On one side is a growing chorus that believes Republicans need to become more like—well, Democrats. In books like “Grand New Party,” by Ross Douthat and Reihan Salam; “Heroic Conservatism,” by Michael Gerson; and “Comeback: Conservatism that can Win,” by David Frum, big‐government conservatives have argued for a more activist federal government that embraces the goals, and sometimes even the means, of liberalism.
In their opinion, the public is no longer amenable to the traditional Republican message of lower taxes and limited government in an age of economic insecurity. To be successful, they say, Republicans must compete with Democrats to give voters what they want, be it national health care, more government spending or a bailout on their mortgages. Their arguments are perhaps best summed up by Minnesota governor Tim Pawlenty, who told the Minneapolis Star‐Tribune that “the era of small government is over.” And, they say, Republicans need to adapt to this new reality even if it means abandoning traditional conservative principles.

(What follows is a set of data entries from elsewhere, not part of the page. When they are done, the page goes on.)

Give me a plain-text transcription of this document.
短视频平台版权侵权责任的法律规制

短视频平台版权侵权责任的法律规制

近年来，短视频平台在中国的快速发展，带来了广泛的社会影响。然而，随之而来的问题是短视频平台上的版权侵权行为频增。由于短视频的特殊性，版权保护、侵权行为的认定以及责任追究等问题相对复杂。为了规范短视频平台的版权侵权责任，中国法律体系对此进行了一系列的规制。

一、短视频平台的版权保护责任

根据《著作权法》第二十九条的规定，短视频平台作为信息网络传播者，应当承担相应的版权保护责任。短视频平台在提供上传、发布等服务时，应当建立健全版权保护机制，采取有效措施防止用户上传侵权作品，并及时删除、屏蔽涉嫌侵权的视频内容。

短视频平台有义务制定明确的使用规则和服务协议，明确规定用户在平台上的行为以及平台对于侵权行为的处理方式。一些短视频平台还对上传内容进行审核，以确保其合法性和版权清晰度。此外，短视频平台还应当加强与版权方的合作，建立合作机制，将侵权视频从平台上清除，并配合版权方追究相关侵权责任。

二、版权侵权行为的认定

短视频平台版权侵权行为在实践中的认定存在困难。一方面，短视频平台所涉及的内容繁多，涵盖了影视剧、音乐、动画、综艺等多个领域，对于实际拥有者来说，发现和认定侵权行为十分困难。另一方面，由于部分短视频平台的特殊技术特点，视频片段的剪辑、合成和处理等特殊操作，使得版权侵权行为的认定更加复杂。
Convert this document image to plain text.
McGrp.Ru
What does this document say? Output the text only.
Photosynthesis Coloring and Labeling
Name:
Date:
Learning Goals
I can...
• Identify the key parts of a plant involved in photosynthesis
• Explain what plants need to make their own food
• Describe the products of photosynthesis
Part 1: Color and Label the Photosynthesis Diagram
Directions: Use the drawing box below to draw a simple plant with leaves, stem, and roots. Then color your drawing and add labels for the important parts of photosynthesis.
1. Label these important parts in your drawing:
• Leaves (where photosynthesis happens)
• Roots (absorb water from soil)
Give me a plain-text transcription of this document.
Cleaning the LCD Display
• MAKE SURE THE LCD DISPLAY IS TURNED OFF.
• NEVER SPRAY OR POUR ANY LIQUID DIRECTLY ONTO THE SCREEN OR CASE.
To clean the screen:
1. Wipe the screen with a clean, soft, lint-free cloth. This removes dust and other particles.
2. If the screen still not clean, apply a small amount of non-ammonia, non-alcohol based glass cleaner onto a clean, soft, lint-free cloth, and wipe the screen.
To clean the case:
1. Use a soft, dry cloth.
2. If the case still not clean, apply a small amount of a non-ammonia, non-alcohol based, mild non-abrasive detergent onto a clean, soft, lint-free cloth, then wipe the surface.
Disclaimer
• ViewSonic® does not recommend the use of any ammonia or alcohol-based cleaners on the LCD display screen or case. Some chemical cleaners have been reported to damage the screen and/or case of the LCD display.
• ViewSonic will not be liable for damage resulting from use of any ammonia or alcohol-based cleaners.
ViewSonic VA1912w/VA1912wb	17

On the other side of this debate are those who believe that Republicans lost precisely because they abandoned their principles and commitment to limited government. These include young House leaders like Reps. Mike Pence and Jeff Flake of Arizona and Paul Ryan of Wisconsin. Those arguing for a return to smaller government say that after eight years of a Bush administration that increased federal spending faster than any president since Lyndon Johnson, created the first new entitlement program in 40 years, increased federal control over education, and added 7,000 pages of new regulation to the Federal Register, Republicans had lost the ability to differentiate themselves from Democrats.